Von Schiller was silent for so long that they began to fidget uncomfortably and exchange glances. When he spoke it was so unexpected that Nahoot started.
"Harper obviously has reason to believe that the tomb lies in the gorge below the dam. When and how do you make contact with your spy that you have in Harper's camp?"
"Harper is receiving some of his supplies from the villages here on the escarpment. The women are driving down slaughter cattle to feed his men, and carrying down pots of tej. Out man sends back his reports with the women when they return."
"Very well. Very well!" Von Schiller waved him to silence. "I don't need to know his life history.
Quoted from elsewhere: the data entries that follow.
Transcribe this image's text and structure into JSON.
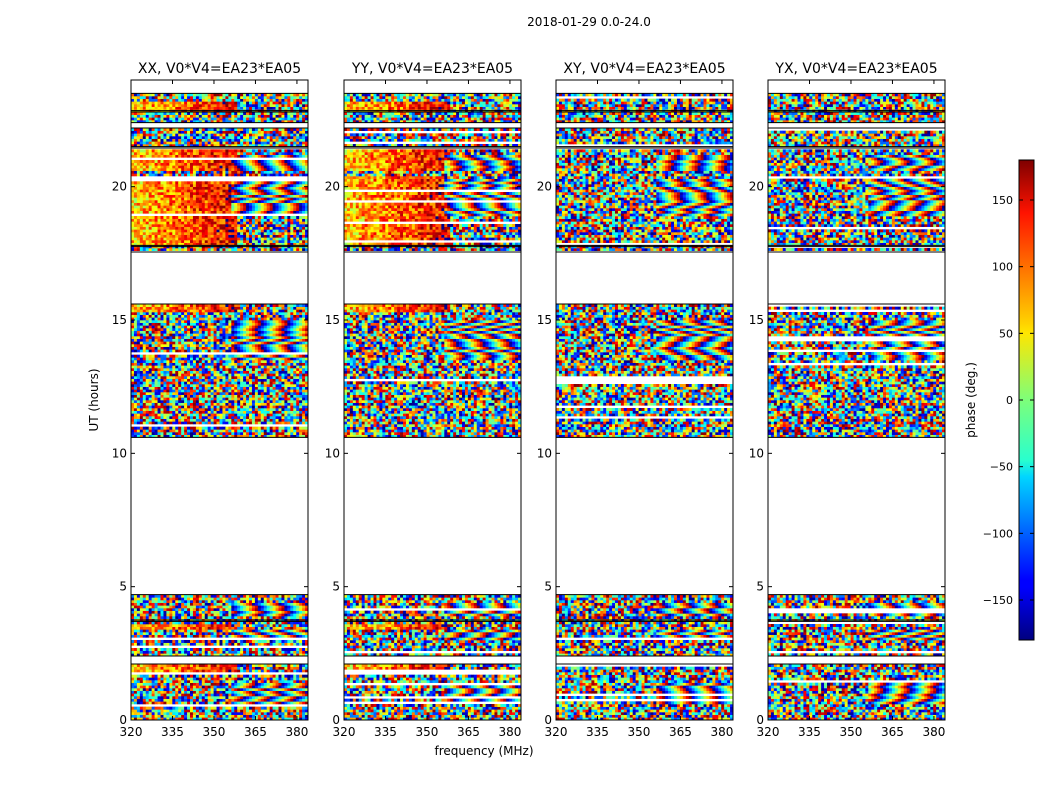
{
  "figure": {
    "title": "2018-01-29 0.0-24.0"
  },
  "chart_data": [
    {
      "type": "heatmap",
      "title": "XX, V0*V4=EA23*EA05",
      "xlabel": "",
      "ylabel": "UT (hours)",
      "xlim": [
        320,
        384
      ],
      "ylim": [
        0,
        24
      ],
      "xticks": [
        320,
        335,
        350,
        365,
        380
      ],
      "yticks": [
        0,
        5,
        10,
        15,
        20
      ],
      "coherent_phase": true
    },
    {
      "type": "heatmap",
      "title": "YY, V0*V4=EA23*EA05",
      "xlabel": "frequency (MHz)",
      "ylabel": "",
      "xlim": [
        320,
        384
      ],
      "ylim": [
        0,
        24
      ],
      "xticks": [
        320,
        335,
        350,
        365,
        380
      ],
      "yticks": [
        0,
        5,
        10,
        15,
        20
      ],
      "coherent_phase": true
    },
    {
      "type": "heatmap",
      "title": "XY, V0*V4=EA23*EA05",
      "xlabel": "",
      "ylabel": "",
      "xlim": [
        320,
        384
      ],
      "ylim": [
        0,
        24
      ],
      "xticks": [
        320,
        335,
        350,
        365,
        380
      ],
      "yticks": [
        0,
        5,
        10,
        15,
        20
      ],
      "coherent_phase": false
    },
    {
      "type": "heatmap",
      "title": "YX, V0*V4=EA23*EA05",
      "xlabel": "",
      "ylabel": "",
      "xlim": [
        320,
        384
      ],
      "ylim": [
        0,
        24
      ],
      "xticks": [
        320,
        335,
        350,
        365,
        380
      ],
      "yticks": [
        0,
        5,
        10,
        15,
        20
      ],
      "coherent_phase": false
    }
  ],
  "colorbar": {
    "label": "phase (deg.)",
    "range": [
      -180,
      180
    ],
    "ticks": [
      150,
      100,
      50,
      0,
      -50,
      -100,
      -150
    ],
    "colormap": "jet"
  },
  "data_blocks_hours": [
    [
      0.0,
      2.1
    ],
    [
      2.4,
      3.7
    ],
    [
      3.75,
      4.7
    ],
    [
      10.6,
      15.6
    ],
    [
      17.55,
      17.75
    ],
    [
      17.8,
      21.45
    ],
    [
      21.5,
      22.2
    ],
    [
      22.4,
      22.8
    ],
    [
      22.85,
      23.5
    ]
  ],
  "strong_phase_blocks_hours": [
    [
      1.75,
      2.1
    ],
    [
      3.45,
      3.6
    ],
    [
      15.3,
      15.6
    ],
    [
      17.8,
      20.45
    ],
    [
      20.6,
      21.45
    ],
    [
      22.85,
      23.2
    ]
  ],
  "fringe_blocks_hours": [
    [
      3.0,
      3.4
    ],
    [
      3.9,
      4.4
    ],
    [
      18.9,
      20.3
    ],
    [
      20.6,
      21.2
    ],
    [
      13.5,
      15.0
    ],
    [
      0.6,
      1.4
    ]
  ]
}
All I want to know is if Harper is working in the ravine below his dam.
How soon can you find this out?"
"By the day after tomorrow at the latest," Helm promised him. Von Schiller turned to Colonel Nogo at the far end Of the conference table. So far he had not spoken, but had watched and listened quietly to the others.
"How many men have you deployed in this area?" von Schiller asked.
"Three full companies, over three hundred men. All well trained. Many are battle-hardened veterans."
"Where are they? Show me on the map."
The colonel came to stand beside him. "One company here, another billeted at the village of Debra Maryam, and the third company at the foot of the escarpment, ready to move forward and attack Harper's camp."
"I think you should attack them now. Wipe them out, before they can uncover the tomb-' Nahoot came in again.
"Shut your mouth," von Schiller snapped' without looking up at Nahoot. "I will ask for your opinion when I need it."
He considered the map for a while longer, then asked Nogo, "How many men has this guerrilla commander, what is his name, the one who has allied himself to Harper?"
"Mek Nimmur is no a guerrilla. He is a bandit, and notorious shufta terrorist," Nogo corrected him hotly.
"One man's freedom fighter is the next man's terrorist," von Schiller remarked drily. "How many men has he under his command?"
"Not many. Fewer than a hundred, perhaps no more than fifty. He has them all guarding Harper's camp, and the dam."
Von Schiller nodded to himself, plucking at the lobe of his ear. "How did Harper and his gang return to Ethiopia?" he mused. "I know he flew from Malta, but it is not possible that the aircraft could have landed down there in the gorge."
He hopped down off his block and strutted to the window of the hut through which he had a panoramic view spread below him. He stared down into the depths of the gorge, a vista of cliffs and broken hilltops and wild tablelands, smoked blue with distance.
"How did they get in without being discovered by the authorities? Did he parachute in, the same way as he dropped his supplies?"
"No, said Nogo. "My informer tells us that he marched in with Mek Nimmut, some days before the supplies were dropped to him."